昼休みも終盤に差し掛かった頃保険医が戻ってきて、「折原君、授業始まるよ。そろそろ教室戻ったら」なんて言われたから俺は営業スマイル全開で「はい」と言いその場を後にする。

ああ、俺そんなに長い間彼女のこと見てたんだ。
ま、そんなことどうだったっていい。



♂♀



私は今日、学校を休んだ。
一日ほとんど寝たきりで食べた物は朝のお粥だけ。
一人暮らしだと、やっぱりこういう時も自分で何かご飯とか作らなければならないのだが、体が思うように動かなくお昼ご飯は食べられなかった。
ふと携帯の時計に目をやるともう夕方の五時。
新着メールも三件あった。
友人から、返信不要でお大事にというメールが着ていたものだから、涙が出そうになる。

そんな時、ピンポーンと家の呼び鈴が鳴り響いた。
どうやって出よう。
宅急便ならこのまま居留守してもだいじょ「名前ー」

宅急便じゃなかった。
いっそのこと宅急便の方が良かったかもしれない。
これは無視出来ない。

私はフラつく足を頑張って玄関まで運んだ。

「折原…君…ごめん、玄関開けたいのは山々なんだけどさ、風邪移るよ…あと、私パジャマだから…」
「別になんだっていいから。開けてよ」
「でも……」
「いいから」

そう言われたので仕方なく解錠すると、カチャッという音が折原君に聞こえたのか、私が扉を開ける前に彼に開けられてしまった。

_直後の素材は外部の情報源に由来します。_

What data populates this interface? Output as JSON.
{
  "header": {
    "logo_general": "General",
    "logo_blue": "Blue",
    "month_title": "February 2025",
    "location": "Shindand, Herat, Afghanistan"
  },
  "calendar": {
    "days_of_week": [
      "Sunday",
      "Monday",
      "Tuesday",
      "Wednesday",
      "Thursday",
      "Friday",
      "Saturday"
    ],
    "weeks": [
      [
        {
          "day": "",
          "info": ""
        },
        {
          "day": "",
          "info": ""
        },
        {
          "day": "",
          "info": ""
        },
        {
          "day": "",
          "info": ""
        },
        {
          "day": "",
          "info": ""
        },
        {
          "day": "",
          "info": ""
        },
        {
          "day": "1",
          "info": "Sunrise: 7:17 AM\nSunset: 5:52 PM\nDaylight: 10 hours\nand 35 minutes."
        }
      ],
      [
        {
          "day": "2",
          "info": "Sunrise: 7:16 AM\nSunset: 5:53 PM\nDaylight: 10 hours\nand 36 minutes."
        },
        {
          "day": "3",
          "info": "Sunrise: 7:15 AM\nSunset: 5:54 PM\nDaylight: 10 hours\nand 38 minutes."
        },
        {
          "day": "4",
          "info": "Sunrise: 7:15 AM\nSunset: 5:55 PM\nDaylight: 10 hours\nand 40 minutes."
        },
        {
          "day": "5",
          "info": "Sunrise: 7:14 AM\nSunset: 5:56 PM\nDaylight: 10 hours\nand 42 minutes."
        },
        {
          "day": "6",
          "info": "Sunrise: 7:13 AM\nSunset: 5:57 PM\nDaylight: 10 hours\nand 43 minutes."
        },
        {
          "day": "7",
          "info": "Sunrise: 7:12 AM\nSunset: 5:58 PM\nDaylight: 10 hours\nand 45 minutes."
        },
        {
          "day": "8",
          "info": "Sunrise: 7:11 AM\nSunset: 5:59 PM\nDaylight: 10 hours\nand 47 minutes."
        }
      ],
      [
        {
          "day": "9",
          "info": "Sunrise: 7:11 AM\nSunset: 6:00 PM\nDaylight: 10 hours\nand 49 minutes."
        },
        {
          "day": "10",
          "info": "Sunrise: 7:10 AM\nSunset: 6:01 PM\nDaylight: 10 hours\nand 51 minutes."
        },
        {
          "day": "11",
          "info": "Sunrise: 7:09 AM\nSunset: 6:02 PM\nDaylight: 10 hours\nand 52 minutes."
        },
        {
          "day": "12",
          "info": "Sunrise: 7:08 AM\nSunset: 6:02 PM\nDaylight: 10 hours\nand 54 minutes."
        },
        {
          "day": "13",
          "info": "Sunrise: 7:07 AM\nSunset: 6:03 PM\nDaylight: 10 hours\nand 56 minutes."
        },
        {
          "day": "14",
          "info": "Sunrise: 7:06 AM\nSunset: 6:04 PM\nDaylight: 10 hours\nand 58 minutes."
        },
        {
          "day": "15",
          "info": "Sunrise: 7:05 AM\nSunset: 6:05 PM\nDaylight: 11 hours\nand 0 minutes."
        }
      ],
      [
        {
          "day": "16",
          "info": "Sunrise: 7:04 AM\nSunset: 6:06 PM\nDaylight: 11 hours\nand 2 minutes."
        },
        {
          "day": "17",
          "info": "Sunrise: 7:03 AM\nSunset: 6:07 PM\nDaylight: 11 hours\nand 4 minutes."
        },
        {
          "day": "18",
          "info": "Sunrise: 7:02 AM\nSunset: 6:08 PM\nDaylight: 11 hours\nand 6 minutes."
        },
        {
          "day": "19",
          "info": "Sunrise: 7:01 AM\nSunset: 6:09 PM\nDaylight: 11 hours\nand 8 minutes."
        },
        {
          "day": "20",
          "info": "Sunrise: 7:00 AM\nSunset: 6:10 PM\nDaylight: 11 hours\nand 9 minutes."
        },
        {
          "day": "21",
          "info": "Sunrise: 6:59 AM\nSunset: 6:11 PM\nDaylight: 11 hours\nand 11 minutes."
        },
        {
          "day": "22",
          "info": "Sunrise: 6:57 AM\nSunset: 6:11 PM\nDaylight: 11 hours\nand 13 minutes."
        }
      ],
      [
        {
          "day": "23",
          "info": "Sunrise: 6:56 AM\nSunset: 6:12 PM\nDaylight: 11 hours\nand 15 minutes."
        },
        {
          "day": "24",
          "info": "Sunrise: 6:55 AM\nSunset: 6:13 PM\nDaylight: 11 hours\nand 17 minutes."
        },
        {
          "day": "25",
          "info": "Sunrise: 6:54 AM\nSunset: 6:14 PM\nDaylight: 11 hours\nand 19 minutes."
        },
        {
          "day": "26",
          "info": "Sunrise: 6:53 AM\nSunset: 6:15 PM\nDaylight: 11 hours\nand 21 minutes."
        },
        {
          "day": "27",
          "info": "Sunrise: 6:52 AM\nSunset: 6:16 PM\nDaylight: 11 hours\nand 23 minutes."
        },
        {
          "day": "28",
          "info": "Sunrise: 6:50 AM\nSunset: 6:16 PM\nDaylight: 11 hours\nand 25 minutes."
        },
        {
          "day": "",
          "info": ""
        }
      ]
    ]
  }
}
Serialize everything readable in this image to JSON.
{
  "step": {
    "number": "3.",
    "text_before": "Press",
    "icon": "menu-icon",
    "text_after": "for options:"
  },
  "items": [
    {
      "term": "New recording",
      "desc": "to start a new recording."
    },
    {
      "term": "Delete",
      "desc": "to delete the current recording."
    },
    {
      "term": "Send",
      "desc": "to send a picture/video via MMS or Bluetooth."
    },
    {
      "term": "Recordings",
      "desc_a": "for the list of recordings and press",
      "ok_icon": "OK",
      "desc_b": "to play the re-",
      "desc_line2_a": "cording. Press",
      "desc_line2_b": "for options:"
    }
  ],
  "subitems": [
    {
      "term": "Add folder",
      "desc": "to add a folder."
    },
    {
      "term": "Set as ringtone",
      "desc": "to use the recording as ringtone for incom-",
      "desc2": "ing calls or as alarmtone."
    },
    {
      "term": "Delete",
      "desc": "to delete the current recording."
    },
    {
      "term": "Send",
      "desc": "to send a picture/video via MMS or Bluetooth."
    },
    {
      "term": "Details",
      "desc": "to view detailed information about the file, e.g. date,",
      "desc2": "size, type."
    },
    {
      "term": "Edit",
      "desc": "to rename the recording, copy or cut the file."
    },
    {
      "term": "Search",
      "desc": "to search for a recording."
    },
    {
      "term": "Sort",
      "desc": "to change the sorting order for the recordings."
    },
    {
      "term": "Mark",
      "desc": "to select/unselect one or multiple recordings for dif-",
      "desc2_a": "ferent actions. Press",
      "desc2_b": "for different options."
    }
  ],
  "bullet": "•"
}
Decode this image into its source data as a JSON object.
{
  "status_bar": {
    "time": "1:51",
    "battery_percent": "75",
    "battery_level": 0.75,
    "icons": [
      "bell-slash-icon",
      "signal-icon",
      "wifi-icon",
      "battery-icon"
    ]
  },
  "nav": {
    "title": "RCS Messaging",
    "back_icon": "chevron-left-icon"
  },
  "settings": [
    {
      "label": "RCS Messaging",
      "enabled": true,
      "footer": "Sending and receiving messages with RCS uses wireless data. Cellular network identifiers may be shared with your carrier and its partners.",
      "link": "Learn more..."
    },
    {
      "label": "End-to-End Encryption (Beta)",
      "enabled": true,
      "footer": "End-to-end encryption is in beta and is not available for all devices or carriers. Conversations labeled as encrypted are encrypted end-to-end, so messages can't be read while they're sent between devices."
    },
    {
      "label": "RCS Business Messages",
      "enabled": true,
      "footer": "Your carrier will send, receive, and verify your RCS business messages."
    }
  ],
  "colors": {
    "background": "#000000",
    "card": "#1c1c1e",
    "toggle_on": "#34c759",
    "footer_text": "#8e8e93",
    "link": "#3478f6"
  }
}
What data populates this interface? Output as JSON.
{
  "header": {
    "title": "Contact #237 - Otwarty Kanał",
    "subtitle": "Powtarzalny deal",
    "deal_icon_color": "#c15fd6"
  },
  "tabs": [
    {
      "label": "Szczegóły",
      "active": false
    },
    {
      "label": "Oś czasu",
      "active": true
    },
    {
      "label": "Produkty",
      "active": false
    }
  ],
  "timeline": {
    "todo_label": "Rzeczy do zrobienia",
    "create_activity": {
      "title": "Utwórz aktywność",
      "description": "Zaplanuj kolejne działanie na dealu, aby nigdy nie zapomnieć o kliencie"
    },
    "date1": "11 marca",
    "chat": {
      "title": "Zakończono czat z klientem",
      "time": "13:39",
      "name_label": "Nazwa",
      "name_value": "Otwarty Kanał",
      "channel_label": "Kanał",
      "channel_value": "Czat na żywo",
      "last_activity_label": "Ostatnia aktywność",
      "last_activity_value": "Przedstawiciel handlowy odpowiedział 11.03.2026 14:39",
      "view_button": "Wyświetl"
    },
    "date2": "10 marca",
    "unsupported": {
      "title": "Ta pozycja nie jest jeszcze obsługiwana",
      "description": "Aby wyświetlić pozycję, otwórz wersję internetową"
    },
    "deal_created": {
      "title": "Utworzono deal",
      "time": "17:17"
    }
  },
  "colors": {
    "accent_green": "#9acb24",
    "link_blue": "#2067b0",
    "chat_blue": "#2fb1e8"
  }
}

折原君の格好は何時もの短ラン姿で、学校からそのまま私の家に来たという事が伺える。

「ほら、ノート」
「あ、ありがとう…でも、これは?」

ノートと一緒に渡されたレジ袋を見て疑問に思う。

「パンだよ。どうせ夜作れないでしょ。だから買って来たわけ。俺が気の利くお隣さんで良かったね。言っとくけど名前の好きな味とか知らないから適当に選んだよ」
「あり、がとう…」
「俺の家来るんでしょ?だったら早く治しなよ。そのままじゃ妹達に会った時無事に帰って来れないよ」
「随分とデンジャラスな遊びをする子達なんだね…」
「ともかくさ、早く寝なよ。じゃあね」

そう言い残して折原君は帰って行った。
ちょっとだけ、コンビニでパンを選ぶ折原君を想像してみる。
あんなこと言っていたけれど、実は色々考えて買って来てくれてたりして。

いや、まさか折原君に限ってそんなことはないか。
それでも今は、折原君に感謝してまた目をゆっくり閉じた…


「学校つまんないから、早く治しなよ」

( 行くべき場所は決まっていた )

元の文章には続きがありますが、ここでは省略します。